Ernest Hemingway once said that all of American literature comes from Mark Twain’s The Adventures of Huckleberry Finn. After reading David Joy’s first novel, Where All Light Tends to Go, that notion doesn’t seem too far from the truth. This coming of age story, set in the impoverished mountain communities of Western North Carolina, has all of the dark violence of Huck as well as Huck’s vernacular voice, sense of fatality, and hints of heart-felt innocence.
David Joy accepts but then bats away such comparisons.
“Twain,” Joy says, “is significant to every writer coming out of the South.” But Joy is more likely to invoke the memories of his friends growing up and dying on the streets of Charlotte or to point to the tragic visions of Cormac McCarthy or Daniel Woodrell. “I kept reading the opening chapter of Tomato Red over and over because I wanted to know how Woodrell did it,” says Joy. “I was fascinated by the propulsion of Woodrell’s scenes and writing. When I was writing Where All Light Tends to Go, the hope was to create that type of pacing.”
Joy’s novel opens with the novel’s protagonist, Jacob McNeely, a high school dropout, watching his ex-girlfriend, Maggie, leave the local high school’s graduation ceremony. The action of the novel is compressed into a mere three weeks, and the events are as heated and sticky as a mountain summer’s dog days. McNeely feels the weight of his drug-dealing family as a burden that pins him to a life of crime: “I’d thought my life was chosen,” McNeely narrates. In a community of poverty, where, without a job, people must struggle to escape their circumstances, McNeely’s own impoverished options mirror the bleakness of the world he feels he’s inherited. The twins of family and fate play significant roles in the novel, obliterating McNeely’s ability to see a gleam of a future.

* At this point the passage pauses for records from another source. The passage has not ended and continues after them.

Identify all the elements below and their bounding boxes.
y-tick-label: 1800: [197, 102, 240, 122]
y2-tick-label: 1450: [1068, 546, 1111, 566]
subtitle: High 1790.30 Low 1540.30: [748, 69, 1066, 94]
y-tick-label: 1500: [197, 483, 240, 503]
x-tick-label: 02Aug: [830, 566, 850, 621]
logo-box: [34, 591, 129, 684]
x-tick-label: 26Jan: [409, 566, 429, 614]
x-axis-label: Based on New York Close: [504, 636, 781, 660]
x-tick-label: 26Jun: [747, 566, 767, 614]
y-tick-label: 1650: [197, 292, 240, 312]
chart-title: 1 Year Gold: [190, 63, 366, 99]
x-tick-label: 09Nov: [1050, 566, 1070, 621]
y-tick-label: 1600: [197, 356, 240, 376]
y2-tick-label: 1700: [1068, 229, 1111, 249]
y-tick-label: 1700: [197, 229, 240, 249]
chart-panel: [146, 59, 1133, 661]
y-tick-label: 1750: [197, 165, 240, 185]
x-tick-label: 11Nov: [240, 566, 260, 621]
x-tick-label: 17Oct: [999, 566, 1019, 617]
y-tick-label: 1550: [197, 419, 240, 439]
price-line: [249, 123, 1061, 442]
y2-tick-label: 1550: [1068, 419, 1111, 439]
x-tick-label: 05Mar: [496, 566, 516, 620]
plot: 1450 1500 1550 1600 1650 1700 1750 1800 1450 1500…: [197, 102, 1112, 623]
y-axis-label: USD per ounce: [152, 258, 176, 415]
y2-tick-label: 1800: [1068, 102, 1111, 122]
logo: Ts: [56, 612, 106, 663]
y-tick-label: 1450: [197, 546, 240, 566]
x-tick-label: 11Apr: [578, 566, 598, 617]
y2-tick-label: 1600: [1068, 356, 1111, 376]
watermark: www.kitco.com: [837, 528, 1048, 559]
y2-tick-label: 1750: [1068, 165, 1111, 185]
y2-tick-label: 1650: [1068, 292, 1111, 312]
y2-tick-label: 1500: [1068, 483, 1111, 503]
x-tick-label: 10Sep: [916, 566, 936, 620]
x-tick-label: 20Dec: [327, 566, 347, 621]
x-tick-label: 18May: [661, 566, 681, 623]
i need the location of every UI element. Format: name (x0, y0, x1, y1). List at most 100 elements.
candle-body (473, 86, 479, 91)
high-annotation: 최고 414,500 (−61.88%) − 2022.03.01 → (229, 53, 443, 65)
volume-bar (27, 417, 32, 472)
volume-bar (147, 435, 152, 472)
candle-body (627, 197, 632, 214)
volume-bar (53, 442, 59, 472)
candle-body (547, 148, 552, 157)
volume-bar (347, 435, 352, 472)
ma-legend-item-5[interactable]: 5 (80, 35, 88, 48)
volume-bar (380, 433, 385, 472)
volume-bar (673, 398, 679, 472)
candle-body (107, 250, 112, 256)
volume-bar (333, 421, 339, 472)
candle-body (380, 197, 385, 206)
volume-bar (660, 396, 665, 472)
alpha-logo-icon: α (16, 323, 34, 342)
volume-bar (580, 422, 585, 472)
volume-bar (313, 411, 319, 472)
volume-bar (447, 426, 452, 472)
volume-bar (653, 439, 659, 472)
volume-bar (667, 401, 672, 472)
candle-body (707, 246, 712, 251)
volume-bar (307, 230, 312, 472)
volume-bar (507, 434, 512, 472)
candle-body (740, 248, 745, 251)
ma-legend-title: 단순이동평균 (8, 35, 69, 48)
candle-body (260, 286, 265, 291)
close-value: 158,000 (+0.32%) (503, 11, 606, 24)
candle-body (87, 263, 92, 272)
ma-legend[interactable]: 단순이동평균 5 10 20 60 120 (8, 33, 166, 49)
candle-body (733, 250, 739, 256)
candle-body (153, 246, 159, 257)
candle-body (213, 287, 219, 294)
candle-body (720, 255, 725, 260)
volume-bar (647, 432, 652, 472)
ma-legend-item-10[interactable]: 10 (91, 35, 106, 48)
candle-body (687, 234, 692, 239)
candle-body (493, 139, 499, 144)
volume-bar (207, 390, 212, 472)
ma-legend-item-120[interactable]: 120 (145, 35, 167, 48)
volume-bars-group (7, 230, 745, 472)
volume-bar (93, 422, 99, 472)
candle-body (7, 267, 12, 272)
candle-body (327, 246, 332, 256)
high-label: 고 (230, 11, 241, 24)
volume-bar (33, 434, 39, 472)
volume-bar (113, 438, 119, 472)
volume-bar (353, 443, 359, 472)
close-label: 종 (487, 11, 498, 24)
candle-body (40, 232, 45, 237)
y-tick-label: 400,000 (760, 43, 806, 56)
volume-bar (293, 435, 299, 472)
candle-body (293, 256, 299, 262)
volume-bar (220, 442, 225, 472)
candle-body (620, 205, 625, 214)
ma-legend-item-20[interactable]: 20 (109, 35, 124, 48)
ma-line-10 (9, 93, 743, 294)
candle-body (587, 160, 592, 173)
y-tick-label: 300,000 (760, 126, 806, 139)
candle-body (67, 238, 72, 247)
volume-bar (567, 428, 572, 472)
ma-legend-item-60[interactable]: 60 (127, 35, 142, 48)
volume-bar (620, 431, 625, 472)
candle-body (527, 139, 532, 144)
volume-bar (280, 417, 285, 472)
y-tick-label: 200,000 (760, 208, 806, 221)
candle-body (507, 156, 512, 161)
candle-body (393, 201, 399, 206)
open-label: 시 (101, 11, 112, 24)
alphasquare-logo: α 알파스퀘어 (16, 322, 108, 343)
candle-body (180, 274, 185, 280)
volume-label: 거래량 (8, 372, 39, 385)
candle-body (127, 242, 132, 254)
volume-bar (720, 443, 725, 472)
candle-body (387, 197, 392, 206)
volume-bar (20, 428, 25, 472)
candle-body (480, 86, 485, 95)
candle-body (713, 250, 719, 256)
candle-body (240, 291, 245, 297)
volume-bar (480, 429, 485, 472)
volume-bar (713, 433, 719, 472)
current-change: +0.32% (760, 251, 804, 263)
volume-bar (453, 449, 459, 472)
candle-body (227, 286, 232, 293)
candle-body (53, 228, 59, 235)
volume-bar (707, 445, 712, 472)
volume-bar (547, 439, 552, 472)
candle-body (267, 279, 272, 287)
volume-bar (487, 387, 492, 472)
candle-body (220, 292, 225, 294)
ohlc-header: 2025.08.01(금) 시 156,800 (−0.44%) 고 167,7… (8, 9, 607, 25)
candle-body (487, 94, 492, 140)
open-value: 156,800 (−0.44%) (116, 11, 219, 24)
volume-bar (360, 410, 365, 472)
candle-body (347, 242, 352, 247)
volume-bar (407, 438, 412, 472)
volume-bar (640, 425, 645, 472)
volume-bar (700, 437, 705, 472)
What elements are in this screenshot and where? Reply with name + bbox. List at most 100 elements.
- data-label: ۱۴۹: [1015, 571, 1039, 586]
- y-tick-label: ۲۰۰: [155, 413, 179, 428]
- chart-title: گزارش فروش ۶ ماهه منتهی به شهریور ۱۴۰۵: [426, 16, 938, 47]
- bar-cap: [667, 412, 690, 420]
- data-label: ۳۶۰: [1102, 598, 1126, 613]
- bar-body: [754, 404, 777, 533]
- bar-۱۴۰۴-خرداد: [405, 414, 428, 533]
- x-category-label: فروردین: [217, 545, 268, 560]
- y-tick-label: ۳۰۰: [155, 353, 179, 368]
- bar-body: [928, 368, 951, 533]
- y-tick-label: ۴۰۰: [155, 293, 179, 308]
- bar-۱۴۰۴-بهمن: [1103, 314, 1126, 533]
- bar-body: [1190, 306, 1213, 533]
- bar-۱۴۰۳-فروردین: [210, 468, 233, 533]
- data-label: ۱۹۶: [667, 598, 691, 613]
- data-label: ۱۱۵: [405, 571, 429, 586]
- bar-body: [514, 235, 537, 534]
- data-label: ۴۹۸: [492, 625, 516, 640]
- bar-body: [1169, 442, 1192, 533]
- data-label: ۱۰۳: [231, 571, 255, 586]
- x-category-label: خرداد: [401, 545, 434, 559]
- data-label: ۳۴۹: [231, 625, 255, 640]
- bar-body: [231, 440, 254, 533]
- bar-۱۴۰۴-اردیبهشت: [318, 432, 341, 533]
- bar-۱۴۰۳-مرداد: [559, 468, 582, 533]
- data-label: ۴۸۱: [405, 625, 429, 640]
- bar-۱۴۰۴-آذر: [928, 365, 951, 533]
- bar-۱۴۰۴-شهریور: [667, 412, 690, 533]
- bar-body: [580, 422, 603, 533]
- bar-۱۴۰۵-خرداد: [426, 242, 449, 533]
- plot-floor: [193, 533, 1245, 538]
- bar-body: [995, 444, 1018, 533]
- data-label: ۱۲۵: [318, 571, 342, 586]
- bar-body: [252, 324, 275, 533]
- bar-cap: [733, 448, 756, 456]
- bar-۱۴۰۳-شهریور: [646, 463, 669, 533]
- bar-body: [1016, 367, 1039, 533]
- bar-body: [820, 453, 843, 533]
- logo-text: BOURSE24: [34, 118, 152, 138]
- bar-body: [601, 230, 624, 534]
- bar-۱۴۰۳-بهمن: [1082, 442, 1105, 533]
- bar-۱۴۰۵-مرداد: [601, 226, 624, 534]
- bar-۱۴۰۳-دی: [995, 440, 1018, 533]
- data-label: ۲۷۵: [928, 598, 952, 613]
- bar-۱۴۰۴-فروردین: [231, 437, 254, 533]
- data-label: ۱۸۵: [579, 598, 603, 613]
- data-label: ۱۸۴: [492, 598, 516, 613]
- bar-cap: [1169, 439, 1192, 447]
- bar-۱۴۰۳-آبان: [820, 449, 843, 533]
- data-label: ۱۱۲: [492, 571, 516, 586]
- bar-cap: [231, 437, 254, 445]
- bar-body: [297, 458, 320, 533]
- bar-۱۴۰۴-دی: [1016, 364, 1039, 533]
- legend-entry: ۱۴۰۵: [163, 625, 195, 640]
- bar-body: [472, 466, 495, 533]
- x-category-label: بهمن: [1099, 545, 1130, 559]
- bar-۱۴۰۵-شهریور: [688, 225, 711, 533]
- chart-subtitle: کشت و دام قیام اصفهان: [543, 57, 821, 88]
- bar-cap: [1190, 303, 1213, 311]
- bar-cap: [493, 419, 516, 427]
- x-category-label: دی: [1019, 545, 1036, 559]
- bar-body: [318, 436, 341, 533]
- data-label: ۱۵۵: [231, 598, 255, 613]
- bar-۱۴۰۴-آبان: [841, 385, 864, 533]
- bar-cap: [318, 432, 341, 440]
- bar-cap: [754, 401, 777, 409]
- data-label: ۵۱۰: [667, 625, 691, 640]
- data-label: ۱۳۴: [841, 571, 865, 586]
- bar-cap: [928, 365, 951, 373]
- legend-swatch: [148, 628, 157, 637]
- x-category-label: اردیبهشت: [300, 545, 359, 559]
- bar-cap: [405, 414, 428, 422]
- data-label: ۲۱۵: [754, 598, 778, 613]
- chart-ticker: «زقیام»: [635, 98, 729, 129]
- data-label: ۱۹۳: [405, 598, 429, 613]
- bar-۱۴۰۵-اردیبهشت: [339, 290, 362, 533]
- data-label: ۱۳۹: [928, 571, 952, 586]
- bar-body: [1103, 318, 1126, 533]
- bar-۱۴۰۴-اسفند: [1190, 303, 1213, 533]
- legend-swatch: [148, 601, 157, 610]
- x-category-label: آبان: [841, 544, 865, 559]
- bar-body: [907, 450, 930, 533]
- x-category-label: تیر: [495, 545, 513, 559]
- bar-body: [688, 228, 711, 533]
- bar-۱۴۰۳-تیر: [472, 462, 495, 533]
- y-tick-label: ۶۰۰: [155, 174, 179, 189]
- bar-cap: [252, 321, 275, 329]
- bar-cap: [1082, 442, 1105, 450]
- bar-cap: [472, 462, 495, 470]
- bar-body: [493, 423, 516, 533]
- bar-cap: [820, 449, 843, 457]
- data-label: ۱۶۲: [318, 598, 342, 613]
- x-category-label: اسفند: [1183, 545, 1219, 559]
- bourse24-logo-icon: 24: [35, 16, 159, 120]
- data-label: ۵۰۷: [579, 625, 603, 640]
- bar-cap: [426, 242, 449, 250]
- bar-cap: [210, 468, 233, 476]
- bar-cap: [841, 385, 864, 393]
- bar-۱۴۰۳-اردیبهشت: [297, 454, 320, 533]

Glimmers do work their way into McNeely’s life. His romance with Maggie is reignited. His strung-out mother is hospitalized, just long enough to stabilize. In a powerful scene, McNeely finds her in a pensive moment, riveted by a painting (a kind of Thomas Cole for the roadside flea market set) whose symbolism radiates through to the novel’s conclusion. As Joy explains, “She has some sort of medicated lucidity about her”—enough to suggest she yearns to “make better choices and be what she always should have been” to Jacob. But the door closes on this possibility, narrowing McNeely’s options.
Those options include big bets on a gal and a gun—the gun, ironically, of the law. Or the final ending for us all, the hint of the title. McNeely flirts with a death wish throughout the novel. “Jacob doesn’t have many choices,” Joy says. “Without choices, death is a viable option.” Joy bases this philosophy on experience; he mentions several friends who have committed suicide. “The hardest thing for me to write was hope,” Joy explains. “When I look into the world and see people I know, they don’t have hope. Death’s the out.”
But Joy can turn bleakness into a song. Music is a constant in the novel, and Joy claims that Townes Van Zandt’s “Rex’s Blues” was part of the genesis of capturing McNeely’s voice. “That song,” Joy says, “is this novel.” There are lyrical moments—a hospital scene, the scene between McNeely and his mother after her release from the psych ward of the hospital—threaded through to illuminate the gloom, even if the overall effect is no more than a firefly’s in the entirety of a meadow. And the ending is nothing but a dream of lyricism, a coming together of key images and symbols, where the “grit” of the protagonist manifests itself in an act of bravery. With McNeely’s world having fallen to pieces, his hope shifts to Maggie.
Notwithstanding the violence and the hopelessness of the events, Joy grins and says, “It’s the feel good book of the year!” The story may not leave the reader with a radiant glow of good cheer, but the writing and pacing of Joy’s novel will compel every reader toward that point where all light tends to go.
J. W. Bonner teaches in the Humanities Department at Asheville School in Asheville, North Carolina.